The problem occurs when one of the first tasks to be completed is writing behaviour (or acceptance) tests. These are written in something like SpecFlow, and call out to stubbed methods which throw NotImplementedException s. When this gets merged, the feature branch build goes red and stays red until all other tasks are done. And probably for a little while afterwards too. Nothing like “red-green-refactor” when your light can’t change away from red!

The Problems

  • Local tests are failing, no matter how much you implement
  • PullRequests to the feature branch don’t have passing build checks
  • The failing build is failing because:
    • Not everything is implemented yet
    • A developer has introduced an error, and no one has noticed yet
    • The build machine is playing up

branching, developers working on small tasks being merged into a feature branch showing everything as failed builds

Bad Solutions

The first thing we could do is to not run the acceptance tests on a Task branch’s build, and only when a feature branch build runs. This is a bad idea, as someone will have forgotten to check if their task’s acceptance tests pass, and will require effort later to fix the broken acceptance tests.

We could also implement the acceptance file and not call any stubbed methods, making the file a text file and non-executable. This is also a pretty bad idea - how much would you like to bet that it stays non-executable?

The Solution

Don’t have the acceptance tests as a separate task. Instead, split the criteria among the implementation tasks. This does mean that your other tasks should be Vertical Slices rather than Horizontal, which can be difficult to do depending on the application’s architecture.

An Example

So let’s dream up a super simple Acceptance Criteria:

  • When a user signs up with a valid email which has not been used, they receive a welcome email with an activation link.
  • When a user signs up with an invalid email, they get a validation error.
  • When a user signs up with an in-use email, they get an error

Note how this is already pretty close to being the tasks for the feature? Our tasks are pretty much:

  • implement the happy path
  • implement other scenarios

Of course, this means that not everything can be done in parallel - I imagine you’d want the happy path task to be done first, and then the other scenarios are probably parallelisable.

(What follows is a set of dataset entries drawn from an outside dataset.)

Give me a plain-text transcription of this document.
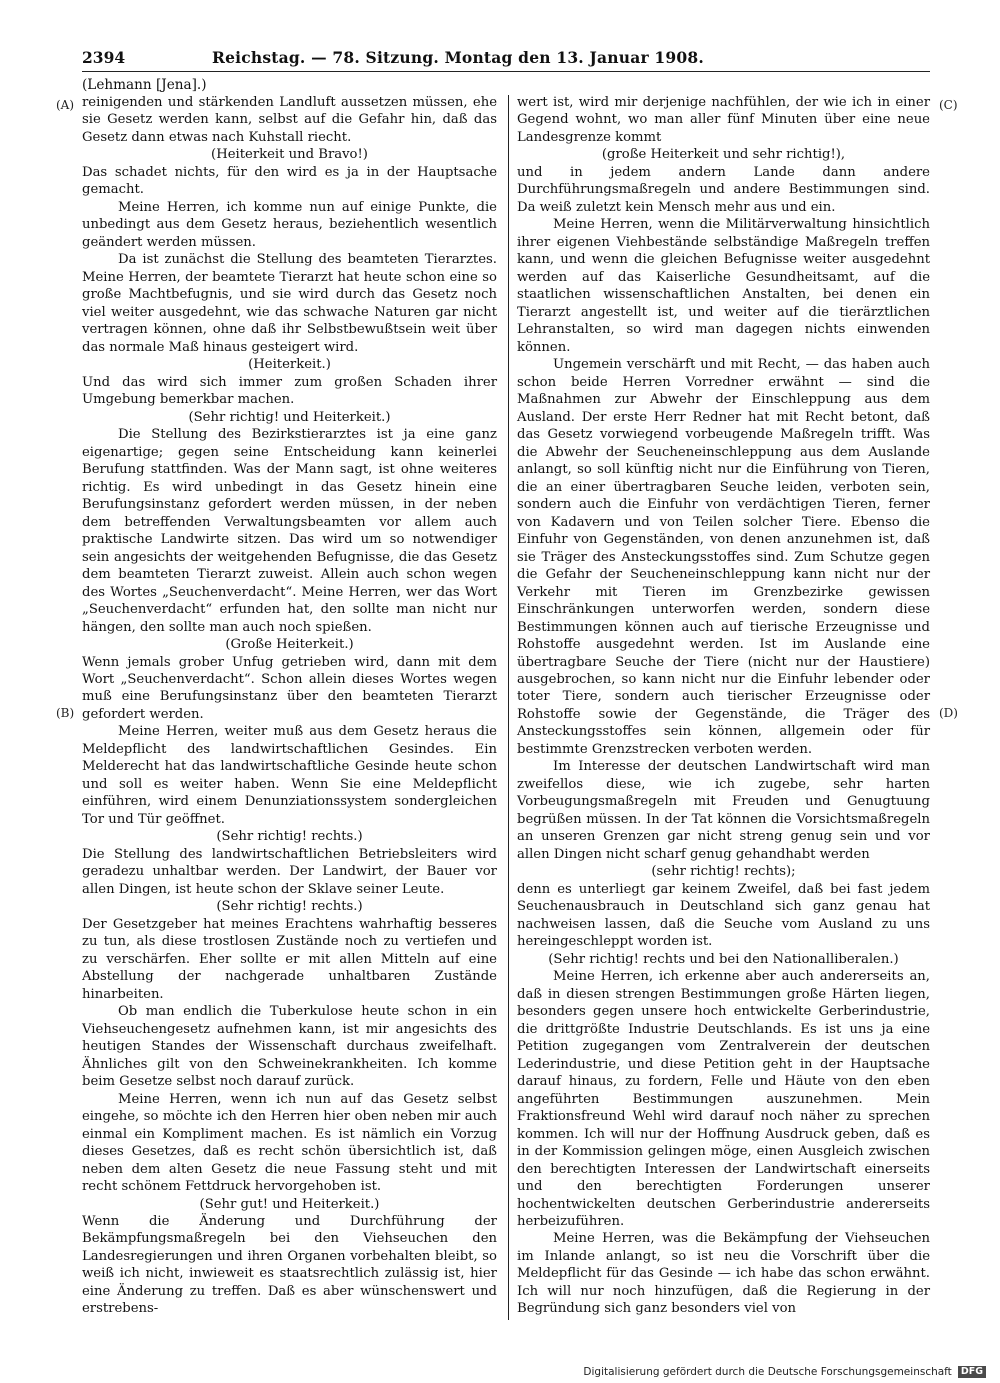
2394	Reichstag. — 78. Sitzung. Montag den 13. Januar 1908.
(A)
(B)
(C)
(D)

(Lehmann [Jena].)

reinigenden und stärkenden Landluft aussetzen müssen, ehe sie Gesetz werden kann, selbst auf die Gefahr hin, daß das Gesetz dann etwas nach Kuhstall riecht.

(Heiterkeit und Bravo!)

Das schadet nichts, für den wird es ja in der Hauptsache gemacht.

Meine Herren, ich komme nun auf einige Punkte, die unbedingt aus dem Gesetz heraus, beziehentlich wesentlich geändert werden müssen.

Da ist zunächst die Stellung des beamteten Tierarztes. Meine Herren, der beamtete Tierarzt hat heute schon eine so große Machtbefugnis, und sie wird durch das Gesetz noch viel weiter ausgedehnt, wie das schwache Naturen gar nicht vertragen können, ohne daß ihr Selbstbewußtsein weit über das normale Maß hinaus gesteigert wird.

(Heiterkeit.)

Und das wird sich immer zum großen Schaden ihrer Umgebung bemerkbar machen.

(Sehr richtig! und Heiterkeit.)

Die Stellung des Bezirkstierarztes ist ja eine ganz eigenartige; gegen seine Entscheidung kann keinerlei Berufung stattfinden. Was der Mann sagt, ist ohne weiteres richtig. Es wird unbedingt in das Gesetz hinein eine Berufungsinstanz gefordert werden müssen, in der neben dem betreffenden Verwaltungsbeamten vor allem auch praktische Landwirte sitzen. Das wird um so notwendiger sein angesichts der weitgehenden Befugnisse, die das Gesetz dem beamteten Tierarzt zuweist. Allein auch schon wegen des Wortes „Seuchenverdacht“. Meine Herren, wer das Wort „Seuchenverdacht“ erfunden hat, den sollte man nicht nur hängen, den sollte man auch noch spießen.

(Große Heiterkeit.)

Wenn jemals grober Unfug getrieben wird, dann mit dem Wort „Seuchenverdacht“. Schon allein dieses Wortes wegen muß eine Berufungsinstanz über den beamteten Tierarzt gefordert werden.

Meine Herren, weiter muß aus dem Gesetz heraus die Meldepflicht des landwirtschaftlichen Gesindes. Ein Melderecht hat das landwirtschaftliche Gesinde heute schon und soll es weiter haben. Wenn Sie eine Meldepflicht einführen, wird einem Denunziationssystem sondergleichen Tor und Tür geöffnet.

(Sehr richtig! rechts.)

Die Stellung des landwirtschaftlichen Betriebsleiters wird geradezu unhaltbar werden. Der Landwirt, der Bauer vor allen Dingen, ist heute schon der Sklave seiner Leute.

(Sehr richtig! rechts.)

Der Gesetzgeber hat meines Erachtens wahrhaftig besseres zu tun, als diese trostlosen Zustände noch zu vertiefen und zu verschärfen. Eher sollte er mit allen Mitteln auf eine Abstellung der nachgerade unhaltbaren Zustände hinarbeiten.

Ob man endlich die Tuberkulose heute schon in ein Viehseuchengesetz aufnehmen kann, ist mir angesichts des heutigen Standes der Wissenschaft durchaus zweifelhaft. Ähnliches gilt von den Schweinekrankheiten. Ich komme beim Gesetze selbst noch darauf zurück.

Meine Herren, wenn ich nun auf das Gesetz selbst eingehe, so möchte ich den Herren hier oben neben mir auch einmal ein Kompliment machen. Es ist nämlich ein Vorzug dieses Gesetzes, daß es recht schön übersichtlich ist, daß neben dem alten Gesetz die neue Fassung steht und mit recht schönem Fettdruck hervorgehoben ist.

(Sehr gut! und Heiterkeit.)

Wenn die Änderung und Durchführung der Bekämpfungsmaßregeln bei den Viehseuchen den Landesregierungen und ihren Organen vorbehalten bleibt, so weiß ich nicht, inwieweit es staatsrechtlich zulässig ist, hier eine Änderung zu treffen. Daß es aber wünschenswert und erstrebens-

wert ist, wird mir derjenige nachfühlen, der wie ich in einer Gegend wohnt, wo man aller fünf Minuten über eine neue Landesgrenze kommt

(große Heiterkeit und sehr richtig!),

und in jedem andern Lande dann andere Durchführungsmaßregeln und andere Bestimmungen sind. Da weiß zuletzt kein Mensch mehr aus und ein.

Meine Herren, wenn die Militärverwaltung hinsichtlich ihrer eigenen Viehbestände selbständige Maßregeln treffen kann, und wenn die gleichen Befugnisse weiter ausgedehnt werden auf das Kaiserliche Gesundheitsamt, auf die staatlichen wissenschaftlichen Anstalten, bei denen ein Tierarzt angestellt ist, und weiter auf die tierärztlichen Lehranstalten, so wird man dagegen nichts einwenden können.

Ungemein verschärft und mit Recht, — das haben auch schon beide Herren Vorredner erwähnt — sind die Maßnahmen zur Abwehr der Einschleppung aus dem Ausland. Der erste Herr Redner hat mit Recht betont, daß das Gesetz vorwiegend vorbeugende Maßregeln trifft. Was die Abwehr der Seucheneinschleppung aus dem Auslande anlangt, so soll künftig nicht nur die Einführung von Tieren, die an einer übertragbaren Seuche leiden, verboten sein, sondern auch die Einfuhr von verdächtigen Tieren, ferner von Kadavern und von Teilen solcher Tiere. Ebenso die Einfuhr von Gegenständen, von denen anzunehmen ist, daß sie Träger des Ansteckungsstoffes sind. Zum Schutze gegen die Gefahr der Seucheneinschleppung kann nicht nur der Verkehr mit Tieren im Grenzbezirke gewissen Einschränkungen unterworfen werden, sondern diese Bestimmungen können auch auf tierische Erzeugnisse und Rohstoffe ausgedehnt werden. Ist im Auslande eine übertragbare Seuche der Tiere (nicht nur der Haustiere) ausgebrochen, so kann nicht nur die Einfuhr lebender oder toter Tiere, sondern auch tierischer Erzeugnisse oder Rohstoffe sowie der Gegenstände, die Träger des Ansteckungsstoffes sein können, allgemein oder für bestimmte Grenzstrecken verboten werden.

Im Interesse der deutschen Landwirtschaft wird man zweifellos diese, wie ich zugebe, sehr harten Vorbeugungsmaßregeln mit Freuden und Genugtuung begrüßen müssen. In der Tat können die Vorsichtsmaßregeln an unseren Grenzen gar nicht streng genug sein und vor allen Dingen nicht scharf genug gehandhabt werden

(sehr richtig! rechts);

denn es unterliegt gar keinem Zweifel, daß bei fast jedem Seuchenausbrauch in Deutschland sich ganz genau hat nachweisen lassen, daß die Seuche vom Ausland zu uns hereingeschleppt worden ist.

(Sehr richtig! rechts und bei den Nationalliberalen.)

Meine Herren, ich erkenne aber auch andererseits an, daß in diesen strengen Bestimmungen große Härten liegen, besonders gegen unsere hoch entwickelte Gerberindustrie, die drittgrößte Industrie Deutschlands. Es ist uns ja eine Petition zugegangen vom Zentralverein der deutschen Lederindustrie, und diese Petition geht in der Hauptsache darauf hinaus, zu fordern, Felle und Häute von den eben angeführten Bestimmungen auszunehmen. Mein Fraktionsfreund Wehl wird darauf noch näher zu sprechen kommen. Ich will nur der Hoffnung Ausdruck geben, daß es in der Kommission gelingen möge, einen Ausgleich zwischen den berechtigten Interessen der Landwirtschaft einerseits und den berechtigten Forderungen unserer hochentwickelten deutschen Gerberindustrie andererseits herbeizuführen.

Meine Herren, was die Bekämpfung der Viehseuchen im Inlande anlangt, so ist neu die Vorschrift über die Meldepflicht für das Gesinde — ich habe das schon erwähnt. Ich will nur noch hinzufügen, daß die Regierung in der Begründung sich ganz besonders viel von

Digitalisierung gefördert durch die Deutsche Forschungsgemeinschaft DFG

So our trade-off here is that we lose some parallelisation, but gain feedback. While this may seem insignificant, it has a significant impact on the overall delivery rate - everyone knows if their tasks are complete or not, and when the build goes red, you can be sure of what introduced the problem.

Not to mention that features are rarely this small - you probably have various separate acceptance criteria, such as being able to view an account page.

Oh, and once you can split your tasks correctly, there is only a small step to getting to do Trunk Based Development. Which would make me happy.

And developer happiness is important.